[Bloat] Reasons to prefer netperf vs iperf?

Aaron Wood woody77 at gmail.com
Sun Dec 4 13:12:28 EST 2016

On Sun, Dec 4, 2016 at 9:13 AM, Dave Taht <dave.taht at gmail.com> wrote:

> On Sun, Dec 4, 2016 at 5:40 AM, Rich Brown <richb.hanover at gmail.com>
> wrote:
> > As I browse the web, I see several sets of performance measurement using
> either netperf or iperf, and never know if either offers an advantage.
> >
> > I know Flent uses netperf by default: what are the reason(s) for
> selecting it? Thanks

+supports multiple tests in parallel on the same server

> * iperf
> + More widely available
Sort of...  Given the variants, less so.  But iperf3 is coded to be pretty
portable, and so it's pretty widely available

It has a pretty good JSON format for the client results, but the server
results are returned in plain text.  And it doesn't report anything
finer-grained than 100ms.

- I have generally not trusted the results published either - but
> aaron finding that major bug in iperf's udp measurements explains a
> LOT of that. I think.

I've found something else with it, that I need to write up:  with UDP the
application-layer pacing and the fq socket pacing cause it to report a lot
of invalid packet loss.  The application pacing is focused on layer-6
good-put.  But the fq pacing appears to be enforcing wire-rates (or
calculated ethernet rates), and so with small packets (64 byte payloads),
it's typical to see 40% packet loss (as the fq layer discards the UDP
frames to cut say 100Mbps of application layer down to 100Mpbs of wire
rate).  I need to actually do the tcpdump analysis of that and get it
written up.

> - Has, like, 3-8 non-interoperable versions.
> - is available in java, for example
> there *might* be an iperf version worth adopting but I have no idea
> which one it would be.

Part of the issue with iPerf is that there are two main variants:  iperf
and iperf3.  iperf3 is currently maintained by the ESNET folks, and their
use-case is wildly different from ours:

- Very high bandwidth (>=100Gbps)
- Latency insensitive (long-running bulk data transfers)
- private networks (jumbo frames are an assumed use)

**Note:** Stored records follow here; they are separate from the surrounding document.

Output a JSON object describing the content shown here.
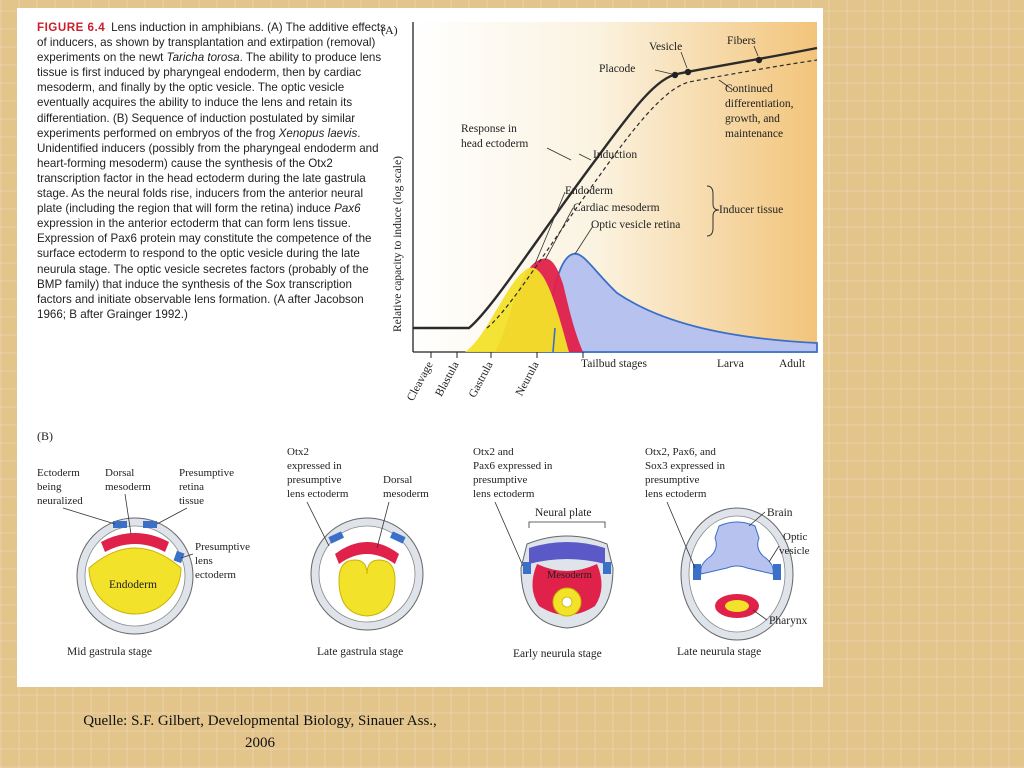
{
  "figure": {
    "label": "FIGURE 6.4",
    "caption_parts": [
      {
        "text": "Lens induction in amphibians. (A) The additive effects of inducers, as shown by transplantation and extirpation (removal) experiments on the newt "
      },
      {
        "text": "Taricha torosa",
        "italic": true
      },
      {
        "text": ". The ability to produce lens tissue is first induced by pharyngeal endoderm, then by cardiac mesoderm, and finally by the optic vesicle. The optic vesicle eventually acquires the ability to induce the lens and retain its differentiation. (B) Sequence of induction postulated by similar experiments performed on embryos of the frog "
      },
      {
        "text": "Xenopus laevis",
        "italic": true
      },
      {
        "text": ". Unidentified inducers (possibly from the pharyngeal endoderm and heart-forming mesoderm) cause the synthesis of the Otx2 transcription factor in the head ectoderm during the late gastrula stage. As the neural folds rise, inducers from the anterior neural plate (including the region that will form the retina) induce "
      },
      {
        "text": "Pax6",
        "italic": true
      },
      {
        "text": " expression in the anterior ectoderm that can form lens tissue. Expression of Pax6 protein may constitute the competence of the surface ectoderm to respond to the optic vesicle during the late neurula stage. The optic vesicle secretes factors (probably of the BMP family) that induce the synthesis of the Sox transcription factors and initiate observable lens formation. (A after Jacobson 1966; B after Grainger 1992.)"
      }
    ]
  },
  "panel_a": {
    "tag": "(A)",
    "y_axis_label": "Relative capacity to induce (log scale)",
    "stage_labels": [
      "Cleavage",
      "Blastula",
      "Gastrula",
      "Neurula"
    ],
    "stage_labels_horizontal": [
      "Tailbud stages",
      "Larva",
      "Adult"
    ],
    "annotations": {
      "placode": "Placode",
      "vesicle": "Vesicle",
      "fibers": "Fibers",
      "continued": [
        "Continued",
        "differentiation,",
        "growth, and",
        "maintenance"
      ],
      "response": [
        "Response in",
        "head ectoderm"
      ],
      "induction": "Induction",
      "endoderm": "Endoderm",
      "cardiac": "Cardiac mesoderm",
      "optic_retina": "Optic vesicle retina",
      "inducer_tissue": "Inducer tissue"
    },
    "colors": {
      "endoderm": "#f3e22a",
      "cardiac": "#e0214a",
      "optic": "#b7c2ef",
      "optic_line": "#3b70c8",
      "gradient_end": "#f2c47a"
    }
  },
  "panel_b": {
    "tag": "(B)",
    "stages": [
      {
        "name": "Mid gastrula stage",
        "labels": {
          "ectoderm": [
            "Ectoderm",
            "being",
            "neuralized"
          ],
          "dorsal": [
            "Dorsal",
            "mesoderm"
          ],
          "retina": [
            "Presumptive",
            "retina",
            "tissue"
          ],
          "lens": [
            "Presumptive",
            "lens",
            "ectoderm"
          ],
          "endoderm": "Endoderm"
        }
      },
      {
        "name": "Late gastrula stage",
        "labels": {
          "otx2": [
            "Otx2",
            "expressed in",
            "presumptive",
            "lens ectoderm"
          ],
          "dorsal": [
            "Dorsal",
            "mesoderm"
          ]
        }
      },
      {
        "name": "Early neurula stage",
        "labels": {
          "otx2pax6": [
            "Otx2 and",
            "Pax6 expressed in",
            "presumptive",
            "lens ectoderm"
          ],
          "neural_plate": "Neural plate",
          "mesoderm": "Mesoderm"
        }
      },
      {
        "name": "Late neurula stage",
        "labels": {
          "sox3": [
            "Otx2, Pax6, and",
            "Sox3 expressed in",
            "presumptive",
            "lens ectoderm"
          ],
          "brain": "Brain",
          "optic": [
            "Optic",
            "vesicle"
          ],
          "pharynx": "Pharynx"
        }
      }
    ]
  },
  "source": {
    "line1": "Quelle: S.F. Gilbert, Developmental Biology, Sinauer Ass.,",
    "line2": "2006"
  }
}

I'm also happy to take the fork of it that I have (
https://github.com/woody77/iperf) and make that tuned for our uses.  There
are certain aspects that I wouldn't want to dive into changing at the
moment (like the single-threaded nature of the server).  But I can easily
bang on the corners and get it's defaults better suited for our uses, and
make it behave better in the face of running without offloads.  On my test
boxes, it starts to get I/O limited around 4-5 Gbps when using 1400-byte
UDP payloads.  With TCP and TSO, it's merrily runs at 9.4Gbps of good-put
over a 10Gbps NIC.

But the application and kernel-level "packet rate" is really quite
different at that point.  By default it's dropping 128KB blocks into the
TCP send buffer, and letting the TCP stack and offloads do their thing.

At the higher-performance end of things, I think it would benefit from
using sendmmsg()/recvmmsg() on platforms that support them.  I think that
would let it better work with fq pacing at rates of 5Gbps and up.

I started speccing out a flent specific netperf/iperf replacement
> *years* ago,  (twd), but the enormous amount of money/effort required
> to do it right caused me to dump the project. Also, at the time
> (because of the need for reliable high speed measurements AND for
> measurements on obscure, weak, cpus) my preferred language was going
> to be C, and that too raised the time/money metric into the
> stratosphere.

iperf3's internal structure might be useful for bootstrapping a project
like that.  It already has all the application logic infrastructure, and
has a central timer heap (which can be made more efficient/exact), and it
already has a notion of different kinds of workloads.  It wouldn't be too
much work to make its tests more modular.